With her distinctive guitar and vocal stylings, London newcomer Nilüfer Yanya is taking no prisoners
Every now and then a new artist crops up and makes an awfully big impression with just a few songs. Newcomer Nilüfer Yanya has been doing just that with her jazz-flecked guitar playing —she was mentored by The Invisibles founder and Jessie Ware producer Dave Okumu—, melancholic vocal talents, and a drop dead cool look to rival the original Sugababes line-up.
The 21-year-old Londoner first emerging with a cover of the Pixies’ “Hey”, that was featured on Bullion’s covers album. Yanya followed that up with her “instant classic” debut singles, “Small Crimes” and “Keep Calling”, revealing her own sound in all its glory. Released through the Blue Flowers’ label, “Small Crimes” deals with petty theft and inequalities in the justice system, while “Keep Caling” is a middle finger to someone you don’t want to talk to anymore.
Trust us when we say her intimate songwriting and killer hooks will steal your heart.
Nilüfer Yanya is a properly incredible name, where does it come from? What’s your heritage?
It’s Turkish, My dad’s Turkish and my mum’s from Barbados.
How do you think that’s influenced your music?
I don’t know how much it actually influenced me. When you come from one place there’s a stronger cultural influence, but when your family is mixed, it’s more even. My dad plays a lot of Turkish music, but mum plays a lot of classical music. You have to build your own musical identity and do something original, you can’t just rely on your background.
When did you first get into making music?
I begun with the piano when I was six and then started with the guitar when I was about 12 and writing my first songs. I didn’t go to uni, after college I did this artist development course for a year and have been working anddoing my music ever since.
Nilüfer Yanya - Keep On Calling (Music video)
Directed by Molly Daniel
DP: Joseph Gainsborough
Hair & Make-up: Sash & Bronze
Do you remember the first song you wrote?
I remember the first song that I performed in front of my school. I think it was called “Let It Go” but I got my friends to sing it, I just played guitar.

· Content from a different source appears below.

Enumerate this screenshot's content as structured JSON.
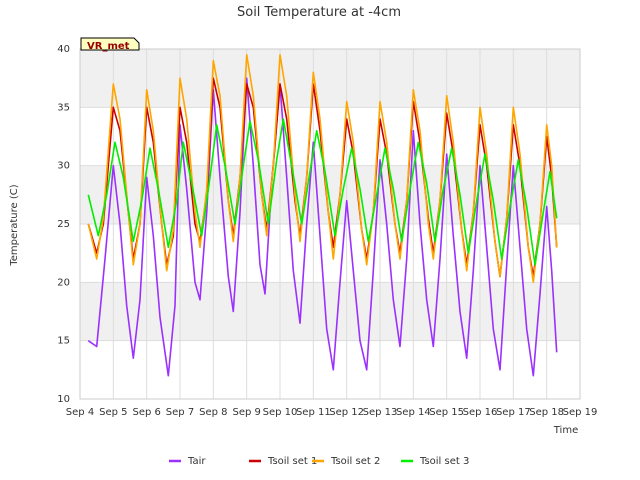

What’s your writing process?
Mainly it’s on guitar, I come up with something that I like and then that kind of gives me the momentum to write the rest of the song. I have to find something that inspires me like a lyric. When I write with other people it’s easier in a way because you’re in a room with someone and you know you have to write something, so you do.
Is it true that Dave Okumu mentored you as a guitar teacher?
He was my first guitar teacher at school. He was really cool. He only taught me for about two years. I was really bad at playing though, I’d literally just started learning.
What’s your debut single, “Small Crimes”, about?
I wrote it when my bike had been stolen, used it as a story and wrote the lyrics around a image I had in my head. It’s about how small time criminals have so much stigma attached to them and about the struggle of getting out of that cycle of being a small time criminal; whereas all these bigger criminals who are committing real crimes against everyone, get away with it all the time and are never brought to justice.
Have you ever committed any small crimes that you’re prepared to confess?
[Laughs] Probably. I got fined in Cologne for not buying a ticket on the train. Instant karma.
You’re traveling to Athens to run a therapy workshop for refugees. That’s a pretty great thing to be doing!
I’m going with my mum and my sister. My sister’s a youth worker and my mum’s an artist and we’re going to this refugee camp to do some art workshops with the children there. They’re just normal people and we want to give them something creative to do and think about, and hopefully help them. I’ve never done anything like this, so I don’t really know what to expect. It seems more useful than just sending clothes.
You tweeted something deep the other day, “Everyone needs to take back control of their minds, stop letting them think for us”, what was that about?
I think I’d seen an advert on Facebook for some fitness thing and it said “take back control of your body” and I thought it was so stupid. You need to take control of your mind, you’re already in control of your body. It just seemed weird to say take back control of your body when someone else can be controlling what you’re thinking about yourself or your body.